He may be best known for portraying George Weasley in the hugely successful Harry Potter franchise, but Oliver Phelps is swapping magic for murder as he makes his stage debut in Edgar Wallace's The Case of the Frightened Lady.
Regarded as one of the most prolific crime writers of the 20th Century, Wallace's gripping tales are considered the bedrock of the modern thriller, with The Case of the Frightened Lady being one of his most celebrated works.
And while Harry Potter presented many exciting twists and turns, Phelps is eager to dive into a new role that promises to keep audiences guessing.
"When I read the script, it kept me guessing right to the end - that's the sign of a great story," he explains.
"There's nothing more boring than going to see a whodunnit and realising who did it early on, but this play certainly doesn't give you that."
A new challenge
Set in the 1930s, the play follows the story of an Inspector Tanner who is called on to investigate a ruthless murder, with Phelps taking on the role of a young detective who assists in the case.
Phelps is certainly no stranger to performing, but making his professional stage debut presents a whole new challenge - one that he is especially eager to take on.
"It's something I've not done before, which I'm really excited to be able to try," he says.
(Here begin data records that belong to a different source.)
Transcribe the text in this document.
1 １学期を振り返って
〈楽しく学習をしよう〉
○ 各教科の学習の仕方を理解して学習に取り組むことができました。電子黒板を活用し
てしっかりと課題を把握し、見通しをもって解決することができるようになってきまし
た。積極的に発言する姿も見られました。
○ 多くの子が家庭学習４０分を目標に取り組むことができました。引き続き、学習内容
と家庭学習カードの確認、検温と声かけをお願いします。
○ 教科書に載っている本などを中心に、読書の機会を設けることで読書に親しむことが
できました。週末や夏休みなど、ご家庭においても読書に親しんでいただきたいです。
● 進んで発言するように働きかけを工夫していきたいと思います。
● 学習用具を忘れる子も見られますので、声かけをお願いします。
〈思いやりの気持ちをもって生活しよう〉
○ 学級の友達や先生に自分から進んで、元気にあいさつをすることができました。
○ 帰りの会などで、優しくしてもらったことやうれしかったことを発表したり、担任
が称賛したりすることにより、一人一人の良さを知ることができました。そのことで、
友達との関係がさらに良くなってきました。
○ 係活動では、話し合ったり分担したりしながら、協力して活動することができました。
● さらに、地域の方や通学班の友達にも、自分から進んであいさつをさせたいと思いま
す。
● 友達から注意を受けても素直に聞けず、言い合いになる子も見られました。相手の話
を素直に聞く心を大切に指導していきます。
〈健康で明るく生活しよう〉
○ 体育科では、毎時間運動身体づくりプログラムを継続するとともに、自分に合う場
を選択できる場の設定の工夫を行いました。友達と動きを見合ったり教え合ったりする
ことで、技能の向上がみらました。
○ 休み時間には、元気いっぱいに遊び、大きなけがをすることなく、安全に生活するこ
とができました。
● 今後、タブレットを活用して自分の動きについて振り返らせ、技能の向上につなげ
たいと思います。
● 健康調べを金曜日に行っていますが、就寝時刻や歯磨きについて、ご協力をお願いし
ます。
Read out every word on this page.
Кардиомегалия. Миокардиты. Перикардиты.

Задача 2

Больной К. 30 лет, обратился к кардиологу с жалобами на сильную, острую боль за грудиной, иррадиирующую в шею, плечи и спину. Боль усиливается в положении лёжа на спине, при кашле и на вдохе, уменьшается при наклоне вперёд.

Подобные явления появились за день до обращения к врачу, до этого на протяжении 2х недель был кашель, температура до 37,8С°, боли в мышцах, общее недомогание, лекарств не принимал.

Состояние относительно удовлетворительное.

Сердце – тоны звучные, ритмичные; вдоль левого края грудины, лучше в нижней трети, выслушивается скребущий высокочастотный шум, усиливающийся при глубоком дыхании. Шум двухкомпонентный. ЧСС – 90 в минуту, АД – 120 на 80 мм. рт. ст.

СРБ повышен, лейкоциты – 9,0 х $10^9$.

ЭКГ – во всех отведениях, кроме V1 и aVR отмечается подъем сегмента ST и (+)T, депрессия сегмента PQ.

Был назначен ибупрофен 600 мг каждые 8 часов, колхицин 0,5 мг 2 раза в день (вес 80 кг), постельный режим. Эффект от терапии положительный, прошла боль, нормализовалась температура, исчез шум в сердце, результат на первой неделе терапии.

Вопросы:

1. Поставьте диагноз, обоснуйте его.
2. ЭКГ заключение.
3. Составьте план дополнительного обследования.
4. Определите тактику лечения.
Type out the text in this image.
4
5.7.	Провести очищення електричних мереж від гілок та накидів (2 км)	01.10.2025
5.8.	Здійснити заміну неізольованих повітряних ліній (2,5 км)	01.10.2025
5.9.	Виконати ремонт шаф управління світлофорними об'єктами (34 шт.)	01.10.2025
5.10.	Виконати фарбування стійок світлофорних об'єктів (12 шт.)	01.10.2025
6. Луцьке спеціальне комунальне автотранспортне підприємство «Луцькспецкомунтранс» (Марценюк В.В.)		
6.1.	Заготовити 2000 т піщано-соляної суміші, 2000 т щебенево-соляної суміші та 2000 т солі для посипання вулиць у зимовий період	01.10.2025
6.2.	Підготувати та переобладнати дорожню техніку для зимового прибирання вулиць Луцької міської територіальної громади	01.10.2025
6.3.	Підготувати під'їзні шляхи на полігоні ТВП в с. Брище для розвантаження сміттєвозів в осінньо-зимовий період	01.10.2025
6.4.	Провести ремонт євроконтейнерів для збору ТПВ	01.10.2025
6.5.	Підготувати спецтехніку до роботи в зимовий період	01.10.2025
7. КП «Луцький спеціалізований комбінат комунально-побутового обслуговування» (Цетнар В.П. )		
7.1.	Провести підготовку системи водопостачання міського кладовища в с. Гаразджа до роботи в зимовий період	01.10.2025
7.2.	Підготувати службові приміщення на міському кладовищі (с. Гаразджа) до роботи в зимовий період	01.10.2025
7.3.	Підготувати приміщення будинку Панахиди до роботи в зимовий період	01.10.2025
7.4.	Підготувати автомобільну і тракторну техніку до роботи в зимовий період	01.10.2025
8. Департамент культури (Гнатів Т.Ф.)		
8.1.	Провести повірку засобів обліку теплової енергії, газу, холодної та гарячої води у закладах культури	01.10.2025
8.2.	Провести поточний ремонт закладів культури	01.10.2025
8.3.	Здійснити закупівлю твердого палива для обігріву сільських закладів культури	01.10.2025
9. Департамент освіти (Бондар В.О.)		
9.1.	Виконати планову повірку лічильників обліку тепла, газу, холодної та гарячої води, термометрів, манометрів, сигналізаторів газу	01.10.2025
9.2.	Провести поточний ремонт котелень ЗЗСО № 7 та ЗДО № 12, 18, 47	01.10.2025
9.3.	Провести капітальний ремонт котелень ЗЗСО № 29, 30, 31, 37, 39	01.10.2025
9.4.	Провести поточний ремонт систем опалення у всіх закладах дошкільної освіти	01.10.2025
"The way I see it, if you want to be taken seriously, you've got to be able to do theatre.
"I know I need to prove that I can perform live in a theatre, but I love that sink or swim challenge and I'm sure I'll find there's no better place to sink or swim than on the stage."
Heading into the unknown
Having begun filming Harry Potter from a young age, life on set was like working with family - literally so in the case of Phelps, who always had his twin brother James in tow, who played the role of Fred Weasley.
Now without the comfort of familiarity, the daunting task of going it alone is one that he has quickly embraced, despite fears joining The Classic Thriller Theatre Company would be like a "first day of school" situation.
Keen to prove his worth as an actor, Phelps hopes his appearance in the production will also help to attract a new slew of audiences into the theatre.
"If people want to come and see someone who was in the Potter films, but they enjoy the experience and it brings them back for another show, then that's a great reason to do this," he explains.
"Theatre engages with people, not just on the story front but with the whole experience of going in person and not being sat on your own.
"When I saw the show a couple of weeks ago, it was fantastic when the interval came down, as the first thing you see is people turning to each other and discussing it."
But while live theatre is a whole new ballgame for the Potter star, he does have plenty of experience of the touring life from his filming days and he's looking forward to getting back out on the road.
"When I was filming the Harry Potter movies, I virtually lived in a hotel room for nine months of the year, so I know how it can be," says Phelps.
"You can just sit down and do nothing the whole time, and it's the worst when someone asks, 'what did you do?' and you say 'I don't know', which I have been guilty of doing before.
"I'm taking my golf clubs and my gym bag, and I'm really looking forward to visiting parts of the country I haven't seen before."
The Case of the Frightened Lady will be at Leeds Grand Theatre from Monday 23 to Saturday 28 July 2018.